Resources

People often ask me "How did you learn how to hack?" The answer: by reading. This page is a collection of the blog posts and other articles that I have accumulated over the years of my journey. Enjoy!

Race conditions are issues that stem from the timing of requests being made. Historically, most race conditions were time of check vs. time of use (TOCTOU). For instance, redeeming a gift card multiple times by submitting the requests simultaneously. The author calls these limit overrun attacks. However, there are other TOCTOU issues besides limit overruns.

James Kettle introduces a new class of race condition bugs beyond limit overrun attacks: state machine races. Best quote of the article: "Every pentester knows that multi-step sequences are a hotbed for vulnerabilities, but with race conditions, everything is multi-step." By considering every operation that the backend performs a state change, new requests between these changes could cause major havoc by accessing unintended substates.

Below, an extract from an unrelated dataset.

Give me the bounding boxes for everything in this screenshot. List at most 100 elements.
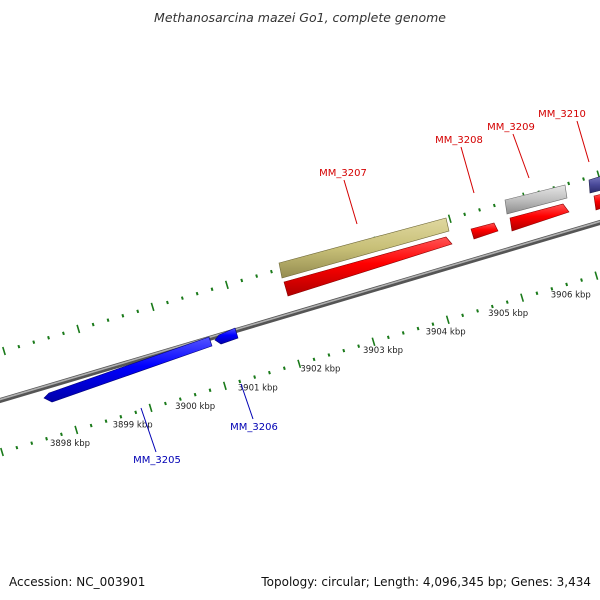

The author was testing an application where the flow was Login->Assign Role to token. So, what happens prior to the role being assigned to the user? It's an admin user! So, by making a request while the role assignment process was occurring, the user could briefly become an administrator. This is a perfect example of a sub state causing problems.

These race conditions can be extremely tight though. How do we hit these? Network jitter between two requests can cause particular conditions to not work. A common technique is the last byte sync, where the final byte is not send until the very end.

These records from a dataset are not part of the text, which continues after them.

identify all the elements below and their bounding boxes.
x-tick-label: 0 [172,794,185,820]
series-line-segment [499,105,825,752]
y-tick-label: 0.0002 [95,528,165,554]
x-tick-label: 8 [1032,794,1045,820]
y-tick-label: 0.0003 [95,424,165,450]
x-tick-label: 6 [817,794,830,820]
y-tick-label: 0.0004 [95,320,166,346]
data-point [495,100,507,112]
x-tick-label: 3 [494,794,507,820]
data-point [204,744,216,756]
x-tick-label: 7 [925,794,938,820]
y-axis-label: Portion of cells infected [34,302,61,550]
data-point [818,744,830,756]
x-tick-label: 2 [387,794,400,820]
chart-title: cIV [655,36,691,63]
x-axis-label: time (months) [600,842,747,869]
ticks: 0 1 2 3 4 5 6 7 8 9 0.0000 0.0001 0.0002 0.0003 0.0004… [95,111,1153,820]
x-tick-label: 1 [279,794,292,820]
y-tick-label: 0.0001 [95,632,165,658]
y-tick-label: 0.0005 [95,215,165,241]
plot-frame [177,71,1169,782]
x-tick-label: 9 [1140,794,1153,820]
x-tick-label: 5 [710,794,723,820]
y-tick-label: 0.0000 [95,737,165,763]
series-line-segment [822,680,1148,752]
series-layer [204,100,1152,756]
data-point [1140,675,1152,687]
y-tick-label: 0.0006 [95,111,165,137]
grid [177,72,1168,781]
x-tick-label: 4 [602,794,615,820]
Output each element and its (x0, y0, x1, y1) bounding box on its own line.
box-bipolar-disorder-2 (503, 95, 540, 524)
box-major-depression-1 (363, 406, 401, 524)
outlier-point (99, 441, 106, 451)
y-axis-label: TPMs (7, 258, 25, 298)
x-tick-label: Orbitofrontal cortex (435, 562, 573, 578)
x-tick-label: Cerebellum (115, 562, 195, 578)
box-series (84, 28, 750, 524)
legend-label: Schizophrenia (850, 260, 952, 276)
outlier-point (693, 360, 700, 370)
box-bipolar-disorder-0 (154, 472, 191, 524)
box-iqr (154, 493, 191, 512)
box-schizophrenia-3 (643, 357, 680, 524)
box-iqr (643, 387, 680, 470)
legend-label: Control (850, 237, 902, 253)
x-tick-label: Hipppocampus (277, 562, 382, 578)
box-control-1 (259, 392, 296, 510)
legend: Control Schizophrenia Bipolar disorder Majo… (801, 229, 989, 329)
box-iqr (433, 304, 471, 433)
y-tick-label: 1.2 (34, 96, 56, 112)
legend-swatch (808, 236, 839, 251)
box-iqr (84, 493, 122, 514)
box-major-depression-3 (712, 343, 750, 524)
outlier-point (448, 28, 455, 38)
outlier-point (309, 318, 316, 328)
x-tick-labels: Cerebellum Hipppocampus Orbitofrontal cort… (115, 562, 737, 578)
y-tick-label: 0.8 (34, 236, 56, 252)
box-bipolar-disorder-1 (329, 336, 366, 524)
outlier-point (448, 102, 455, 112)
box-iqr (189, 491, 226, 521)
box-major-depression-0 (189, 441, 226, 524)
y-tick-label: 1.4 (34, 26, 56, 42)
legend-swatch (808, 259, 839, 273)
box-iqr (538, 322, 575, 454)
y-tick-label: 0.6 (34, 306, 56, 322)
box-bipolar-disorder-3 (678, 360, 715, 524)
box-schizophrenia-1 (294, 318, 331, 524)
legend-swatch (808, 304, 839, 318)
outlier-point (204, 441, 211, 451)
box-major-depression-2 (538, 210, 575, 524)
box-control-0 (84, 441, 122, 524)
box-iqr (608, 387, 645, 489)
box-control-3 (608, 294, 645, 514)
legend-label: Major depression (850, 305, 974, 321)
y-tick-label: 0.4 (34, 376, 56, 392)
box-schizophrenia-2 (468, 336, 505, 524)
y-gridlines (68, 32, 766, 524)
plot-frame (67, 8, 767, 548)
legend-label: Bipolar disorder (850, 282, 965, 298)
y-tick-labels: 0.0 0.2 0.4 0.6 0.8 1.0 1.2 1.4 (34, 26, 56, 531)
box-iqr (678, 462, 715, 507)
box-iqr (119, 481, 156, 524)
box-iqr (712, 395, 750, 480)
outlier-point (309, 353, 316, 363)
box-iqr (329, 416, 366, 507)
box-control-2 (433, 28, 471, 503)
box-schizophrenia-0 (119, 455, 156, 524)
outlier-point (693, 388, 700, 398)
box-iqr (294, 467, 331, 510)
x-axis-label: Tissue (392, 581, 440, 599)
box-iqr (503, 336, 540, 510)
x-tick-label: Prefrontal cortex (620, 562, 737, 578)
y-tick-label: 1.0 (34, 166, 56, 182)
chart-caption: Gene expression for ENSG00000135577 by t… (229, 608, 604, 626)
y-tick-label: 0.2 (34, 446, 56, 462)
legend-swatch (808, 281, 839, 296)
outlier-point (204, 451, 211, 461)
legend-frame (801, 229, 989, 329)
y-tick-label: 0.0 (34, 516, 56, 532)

HTTP/2 allows for multiple requests to go over a single packet. This was abused for Timing Attacks in the past. Now, James Kettle was abusing this to get the network jitter to be extremely low. On top of this, they combined the last byte sync from before in order to get 20-30 requests interpreted all at the same time. This is implemented into Burp Intruder but they have more details on how to do this yourself as well.

Finding these types of vulnerabilities is extremely difficult to do. So, the author came up with a methodology for finding these bugs. First, we need to identify objects, such as users and sessions, with security controls that that we want to bypass. Then, identify functionality that reads or writes to this state, such as profile edits, password resets and more. Finally, race these various types of requests to find a problematic sub-state.

The big questions to be ask are:

1. How is the data stored? Persistent server side state data is what should be tested here.
2. What's the operation keyed on?. Finding weird sub-states may only be possible in situations where two items share the same key or the state has various operations that change in a single request.
3. Editing or appending. Editing is much more prune to race conditions.

Of course, Kettle went through some case studies. While looking through email invitations functionality, sending the same invitation request 6 times turned up 5 successes and 1 "this has already been taken" message and two emails instead of 1. This was different than doing this sequentially. So, the weirdness of this call indicates that a weird sub-state has been hit.

Initially, this did not gather much. However, they came up with a crazy attack scenario. Doing the email resolution process, what if you replaced the email? The email resolution would verify it while the replacement would swap the email. Sadly, the code being sent was for an already verified account and not the new one trying to be added.

During the Gitlab process of changing an email, the author noticed that it was incredibly fast; much faster than sending an email is. So, this indicating that another thread was likely being used to send this. The author decided to change their email address twice at the same time. While doing this, they noticed that the To and body did not always match. Sometimes, the confirmation code for one user was included in the other users email! What a crazy bug!

Testing for these bugs is complicated via blackbox but impossible to spot via whitebox testing. There are many many many bugs like this waiting to be discovered in the wild. I hope to find some of these in the near future via blackbox testing. Race conditions thrive on complexity.